Here is the answer from UniProt:
You cannot find Ensembl gene IDs through our mapping services, for the list of proteins you provided, as there is no corresponding gene and protein in Ensembl.
Two possible reasons for that:
On one hand, there are still some regions of the human genome that are not properly resolved (see PMID: 35357919) in the current genome reference assembly used by Ensembl (GRCh38.p13). Ensembl is still missing some protein-coding genes.
On the other hand, UniProt has curated proteins based on mRNA, proteomics, and literature evidence but the existence of these proteins remains dubious. There might be no corresponding gene at all, and we may probably deprecate these entries in the future.
With Ensembl, we are working on resolving these discrepancies, but you can still find some as shown by your list.
There are other possibilities that can explain the absence of cross-references to Ensembl in human entries, the main ones being the following:
Ensembl as a predicted protein which is not identical to the one manually curated in the reviewed (Swiss-Prot) section of UniProtKB.
Ensembl has no predicted protein for the corresponding gene as they do not consider it as a protein-coding gene.

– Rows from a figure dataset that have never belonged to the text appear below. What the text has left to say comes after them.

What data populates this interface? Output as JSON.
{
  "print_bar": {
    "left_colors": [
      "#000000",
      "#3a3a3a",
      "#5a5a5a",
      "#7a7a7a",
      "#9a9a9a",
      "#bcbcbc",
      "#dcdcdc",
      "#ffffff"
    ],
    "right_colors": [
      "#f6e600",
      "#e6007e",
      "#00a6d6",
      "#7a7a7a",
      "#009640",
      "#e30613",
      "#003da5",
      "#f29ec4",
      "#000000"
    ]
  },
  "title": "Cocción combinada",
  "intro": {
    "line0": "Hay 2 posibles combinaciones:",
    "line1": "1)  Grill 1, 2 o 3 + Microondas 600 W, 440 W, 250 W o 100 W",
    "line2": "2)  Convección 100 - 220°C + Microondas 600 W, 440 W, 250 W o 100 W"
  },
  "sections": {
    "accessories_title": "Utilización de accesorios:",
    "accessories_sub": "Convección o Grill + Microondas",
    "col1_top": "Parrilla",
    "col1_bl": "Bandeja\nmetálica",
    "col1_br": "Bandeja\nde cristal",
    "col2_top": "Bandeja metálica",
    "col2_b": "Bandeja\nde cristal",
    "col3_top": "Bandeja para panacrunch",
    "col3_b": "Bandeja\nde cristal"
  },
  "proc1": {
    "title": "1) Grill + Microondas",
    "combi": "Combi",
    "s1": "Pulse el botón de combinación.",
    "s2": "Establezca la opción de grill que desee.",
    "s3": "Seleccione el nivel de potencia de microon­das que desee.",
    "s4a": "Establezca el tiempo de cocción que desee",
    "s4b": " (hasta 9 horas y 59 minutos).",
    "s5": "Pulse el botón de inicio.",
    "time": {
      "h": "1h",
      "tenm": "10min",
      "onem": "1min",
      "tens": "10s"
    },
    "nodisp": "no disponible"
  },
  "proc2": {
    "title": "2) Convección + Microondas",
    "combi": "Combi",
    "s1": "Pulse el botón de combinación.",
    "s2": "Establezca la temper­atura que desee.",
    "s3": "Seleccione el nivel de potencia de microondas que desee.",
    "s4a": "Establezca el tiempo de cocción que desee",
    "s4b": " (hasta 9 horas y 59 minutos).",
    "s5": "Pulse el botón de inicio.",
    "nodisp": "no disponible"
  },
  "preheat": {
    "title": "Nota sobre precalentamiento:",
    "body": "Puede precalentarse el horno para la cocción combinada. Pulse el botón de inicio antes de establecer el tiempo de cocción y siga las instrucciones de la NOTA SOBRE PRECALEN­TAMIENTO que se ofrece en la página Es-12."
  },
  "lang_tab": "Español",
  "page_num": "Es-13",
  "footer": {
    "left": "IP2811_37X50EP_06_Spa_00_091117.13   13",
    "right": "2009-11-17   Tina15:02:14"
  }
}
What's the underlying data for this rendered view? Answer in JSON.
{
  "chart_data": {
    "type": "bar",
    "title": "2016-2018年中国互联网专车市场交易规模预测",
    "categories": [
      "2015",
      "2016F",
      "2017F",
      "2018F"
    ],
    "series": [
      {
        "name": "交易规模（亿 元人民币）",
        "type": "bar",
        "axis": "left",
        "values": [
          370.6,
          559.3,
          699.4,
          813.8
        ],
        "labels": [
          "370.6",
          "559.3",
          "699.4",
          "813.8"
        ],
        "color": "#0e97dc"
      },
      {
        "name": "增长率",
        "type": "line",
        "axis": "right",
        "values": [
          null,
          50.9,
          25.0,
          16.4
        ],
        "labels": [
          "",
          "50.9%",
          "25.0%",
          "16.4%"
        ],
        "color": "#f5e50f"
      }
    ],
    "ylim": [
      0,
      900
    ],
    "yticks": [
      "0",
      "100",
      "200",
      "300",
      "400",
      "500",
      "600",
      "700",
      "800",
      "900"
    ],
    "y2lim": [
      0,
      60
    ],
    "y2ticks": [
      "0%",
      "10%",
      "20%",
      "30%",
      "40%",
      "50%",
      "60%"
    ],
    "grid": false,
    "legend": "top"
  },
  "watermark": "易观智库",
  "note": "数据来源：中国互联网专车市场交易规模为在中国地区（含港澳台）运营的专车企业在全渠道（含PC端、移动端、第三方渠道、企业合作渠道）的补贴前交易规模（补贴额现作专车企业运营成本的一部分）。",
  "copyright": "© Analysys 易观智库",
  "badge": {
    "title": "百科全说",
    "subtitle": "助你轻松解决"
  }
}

There is an Ensembl gene/ENSG but no Ensembl peptide/ENSP.
In absence of a mapping to Ensembl and thereby, a mapping to the reference genome, the entries are momentarily moved to the 'unplaced' component of the proteome. When a mapping to Ensembl is added then these entries will be moved to the correct chromosome component in the following releases.
Please don't hesitate to contact the UniProt helpdesk with your list of unmapped identifiers, and we can investigate.
That is actually what I should've done first! Thank you for your suggestion, I will keep this thread open for others to chime in their thoughts!
@Elisabeth is with UniProt support based on prior postings.
Thanks, we have received your list at the helpdesk, and the ticket has been assigned to a curator.
@Elisabeth I actually have a follow-up question since looking further at those identifiers, I noticed that they are classified as 'Unplaced' under the Proteome category. Does this means that these proteins unmapped to the current reference genome?